Limit using Stirling's formula Consider the limit
$$\lim_{n \to \infty} \left[n(1-2\log2) + \sum_{k=1}^{n} \log\left(1+\frac {k}{n}\right)\right] = \frac {1}{2} \log 2.$$
This can be shown by using Stirling's formula for $n!$. My question is if this is the only way or there is also an elementary solution.
 A: This is the case $f:x\mapsto\log(1+x)$ of the more general result that, for every $C^1$ function $f$ on $[0,1]$,

$$\lim_{n \to \infty} \sum_{k=1}^{n} f\left(\frac {k}{n}\right)-n\int_0^1f(x)\mathrm dx = \frac {1}{2}(f(1)-f(0)).$$

To show this, one can use Riemann sums and a first-order Taylor expansion on $f$. 
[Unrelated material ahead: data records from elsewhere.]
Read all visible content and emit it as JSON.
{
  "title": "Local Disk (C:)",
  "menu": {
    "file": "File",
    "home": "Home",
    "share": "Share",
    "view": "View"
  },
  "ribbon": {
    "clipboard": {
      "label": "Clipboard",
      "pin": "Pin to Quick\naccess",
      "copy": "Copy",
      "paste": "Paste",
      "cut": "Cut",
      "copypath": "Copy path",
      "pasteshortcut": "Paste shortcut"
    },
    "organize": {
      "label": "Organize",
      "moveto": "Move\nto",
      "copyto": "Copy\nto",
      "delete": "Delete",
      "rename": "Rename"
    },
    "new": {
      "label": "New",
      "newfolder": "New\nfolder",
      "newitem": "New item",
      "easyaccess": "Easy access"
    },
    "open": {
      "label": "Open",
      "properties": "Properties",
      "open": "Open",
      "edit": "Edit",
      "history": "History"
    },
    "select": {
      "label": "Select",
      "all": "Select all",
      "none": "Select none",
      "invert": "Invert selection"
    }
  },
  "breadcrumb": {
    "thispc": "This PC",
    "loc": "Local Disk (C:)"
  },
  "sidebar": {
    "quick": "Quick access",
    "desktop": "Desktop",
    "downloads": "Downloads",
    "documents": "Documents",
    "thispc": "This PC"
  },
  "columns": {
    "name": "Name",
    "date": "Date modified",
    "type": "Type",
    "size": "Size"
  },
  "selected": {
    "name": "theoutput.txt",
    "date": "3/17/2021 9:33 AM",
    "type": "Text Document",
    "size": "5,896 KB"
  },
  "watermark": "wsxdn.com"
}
More in details, one starts from the identity $$f\left(\frac {k}{n}\right)=n\int_{(k-1)/n}^{k/n}f(x)\mathrm dx+R_{k,n},\qquad R_{k,n}=n\int_{(k-1)/n}^{k/n}\left(f\left(\frac {k}{n}\right)-f(x)\right)\mathrm dx.$$ The integrand in $R_{k,n}$ is $$f\left(\frac {k}{n}\right)-f(x)=f'\left(\frac{k}n\right)\cdot\left(\frac {k}{n}-x\right)+o\left(\frac1n\right),$$ hence $$R_{k,n}=nf'\left(\frac{k}n\right)\int_{(k-1)/n}^{k/n}\left(\frac {k}{n}-x\right)\mathrm dx+o\left(\frac1{n}\right)=f'\left(\frac{k}n\right)\frac1{2n}+o\left(\frac1{n}\right).$$ Summing these from $k=1$ to $k=n$ yields $$\sum_{k=1}^{n} f\left(\frac {k}{n}\right)=n\int_0^1f(x)\mathrm dx +\frac12\frac1n\sum_{k=1}^{n}f'\left(\frac{k}n\right)+o(1),$$ and it remains to identify the sum on the RHS as a Riemann sum of $f'$ to deduce that $$\frac1n\sum_{k=1}^{n}f'\left(\frac{k}n\right)=\int_0^1f'(x)\mathrm dx+o(1)=f(1)-f(0)+o(1),$$ hence the identity above.